Allgemeine Informationen
Definition
- Maligne Erkrankung des lymphatischen Systems1
- Tumorzellen überwiegend aus B-Lymphozyten ableitbar1
- Charakteristikum: geringe Zahl typischer Hodgkin-Reed-Sternberg-Zellen (HRS-Zellen) umgeben von zahlreichen reaktiven Zellen (Bystander Cells)1
- Nachweis der HRS-Zellen grenzt das Hodgkin-Lymphom von der großen Gruppe der Non-Hodgkin-Lymphome ab.2
Häufigkeit
- Insgesamt eher selten, ca. 0,4 % aller Krebsneuerkrankungen3
- aber häufigste Neoplasie bei jungen Erwachsenen4
- Inzidenz
- Altersverteilung
- Geschlechtsverteilung
Ätiologie und Pathogenese
- Die Ätiologie des Hodgkin-Lymphoms ist nicht definitiv geklärt.
- Eine Reihe von möglichen Ursachen wird diskutiert:
- Infektion mit Epstein-Barr-Virus
- Es besteht eine signifikante Beziehung zwischen EBV-Infektion und Hodkin-Lymphom7-8
- Nachweis bei ca. 20–40 % der Patient*innen mit Hodgkin-Lymphom2
- Die Beziehung besteht bei den verschiedenen Formen des klassischen Hodkin-Lymphoms (95 % der Fälle) in unterschiedlicher Ausprägung, zum nodulären Lymphozyten-prädominanten Hodgkin-Lymphom (5 % der Fälle) besteht hingegen keine Assoziation.9
- Autoimmunerkrankungen, chronisch-entzündliche Erkrankungen2
- immunsuppressive Therapie (Autoimmunerkrankungen, St. n. Organtransplantation)10
- HIV-Infektion10
- Korrelation mit dem sozialen Status (häufiger bei höherem sozialen Status)10
- genetische Faktoren11
- Etwa 1 % der Fälle tritt familiär gehäuft auf.
- Geschwister von Erkrankten haben ein 3- bis 7-fach erhöhtes Risiko.
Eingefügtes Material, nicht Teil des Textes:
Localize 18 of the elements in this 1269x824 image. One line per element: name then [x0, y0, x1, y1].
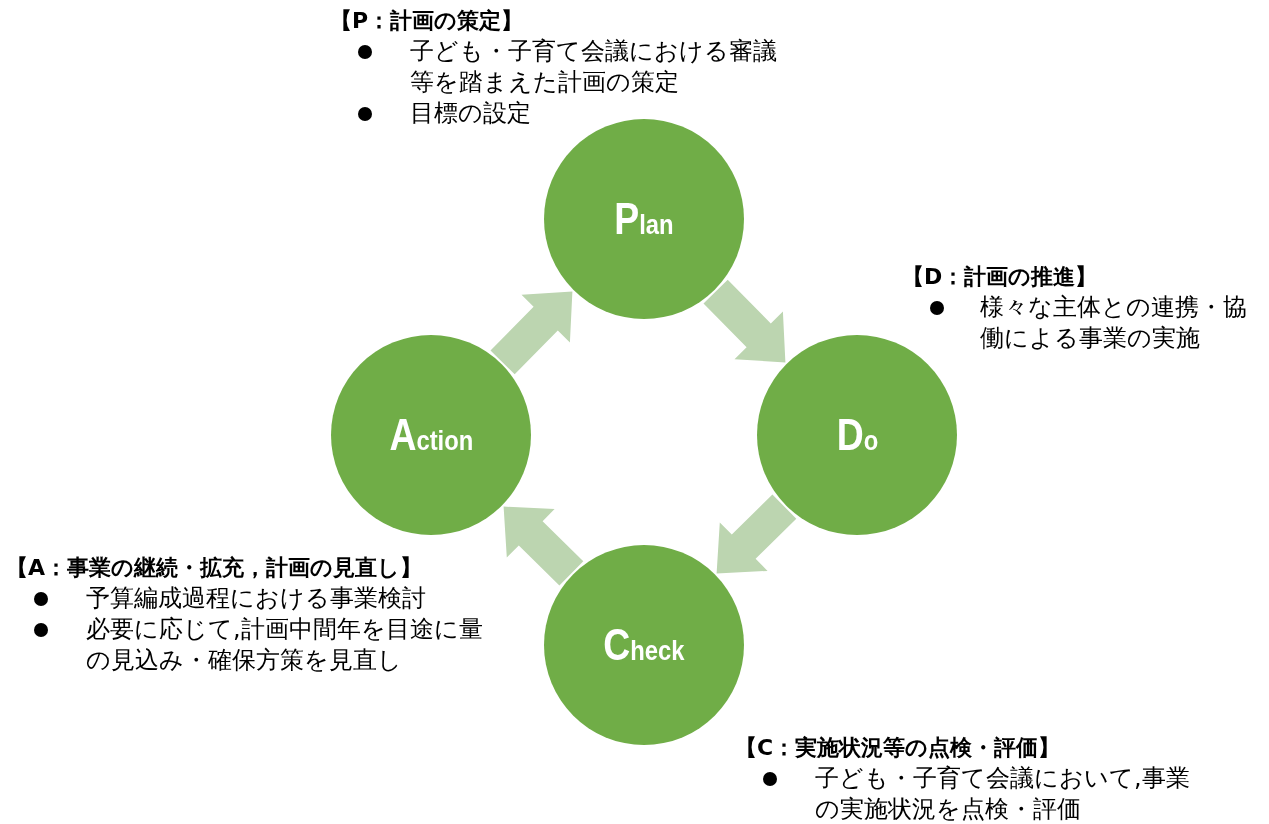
block-arrow: [490, 291, 573, 375]
block-arrow: [716, 494, 797, 574]
bullet-text: 子ども・子育て会議における審議等を踏まえた計画の策定: [410, 36, 778, 98]
bullet-text: 様々な主体との連携・協働による事業の実施: [980, 292, 1248, 354]
circle-label: Check: [603, 620, 685, 670]
circle-label: Plan: [614, 194, 674, 244]
circle-label: Do: [836, 410, 878, 460]
bullet-text: 必要に応じて,計画中間年を目途に量の見込み・確保方策を見直し: [86, 614, 484, 676]
bullet-text: 目標の設定: [410, 98, 532, 129]
bullet-text: 子ども・子育て会議において,事業の実施状況を点検・評価: [815, 763, 1191, 824]
block-arrow: [503, 506, 584, 586]
bullet-text: 予算編成過程における事業検討: [86, 583, 427, 614]
step-heading: 【A：事業の継続・拡充，計画の見直し】: [6, 554, 424, 582]
circle-label: Action: [389, 410, 473, 460]
block-arrow: [703, 279, 786, 363]
step-heading: 【C：実施状況等の点検・評価】: [735, 734, 1062, 762]
step-heading: 【D：計画の推進】: [902, 263, 1099, 291]
step-heading: 【P：計画の策定】: [330, 7, 525, 35]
- Infektion mit Epstein-Barr-Virus
- Im Gegensatz zu anderen Lymphomen machen die eigentlichen neoplastischen HRS-Zellen weniger als 10 % der Tumormasse aus.12
- Quantitativ dominierend ist ein Immunzellinfiltrat aus T-Lymphozyten, B-Zellen, eosinophilen sowie neutrophilen Granulozyten, Makrophagen, Mastzellen, Plasmazellen und Stromazellen.13
- Histologische und klinische Bilder sind Ausdruck einer durch Zytokine und Chemokine vermittelten Reaktion zwischen HRS-Zellen und reaktiven Immunzellen.13-15
- Primärlokalisation am häufigsten zervikal (60–80 %), mediastinal und inguinal1
- Ausbreitung lymphogen, hämatogen oder per continuitatem in extralymphatische Organe1
Histologische Klassifikation
- Histologische Klassifikation des Hodgkin-Lymphoms nach WHO2
- noduläres lymphozyten-prädominantes Hodgkin-Lymphom (NLPHL), ca. 5 %
- klassisches Hodgkin-Lymphom (cHL) mit 4 Subgruppen, ca. 95 %
- nodulär-sklerosierender Typ (NS), 65 %
- gemischtzelliger Typ (MC), 25 %
- lymphozytenreicher Typ (LR), 4 %
- lymphozytenarmer Typ (LD), 1 %.
ICPC-2
- B72 Morbus Hodgkin /-Lymphom
ICD-10
- C81 Hodgkin-Lymphom
- C81.0 Hodgkin-Lymphom, lymphozytenreicher Typ
- C81.1 Hodgkin-Lymphom, noduläre Sklerose
- C81.2 Hodgkin-Lymphom, gemischter Zelltyp
- C81.3 Hodgkin-Lymphom, lymphozytenarmer Typ
- C81.7 Andere Typen von Hodgkin-Lymphom
- C81.9 Hodgkin-Lymphom, nicht näher bezeichnet
Diagnostik
Differenzialdiagnosen
- Der gesamte Abschnitt basiert auf dieser Referenz.2
- Entzündliche Lymphknotenschwellung (Mononukleose, Toxoplasmose, HIV u. a.)
- Non-Hodgkin-Lymphom
- Sarkoidose
- Lymphknotenmetastasen
Anamnese
- Primärmanifestation häufig (70 %) durch schmerzlose Lymphknotenschwellung16
- Lokalisation
- zervikal ca. 70 %
- axillär ca. 30 %
- inguinal ca. 10 %
- Konsistenz
- derb, gummiartig
- Größe
- > 1,5 cm gilt als suspekt.
- Lokalisation
- B-Symptomatik (ca. 40 % der Patient*innen)16
- Nachtschweiß (Wechsel der Wäsche)
- Fieber >38 °C (manchmal als undulierendes Fieber = Pel-Ebstein-Fieber)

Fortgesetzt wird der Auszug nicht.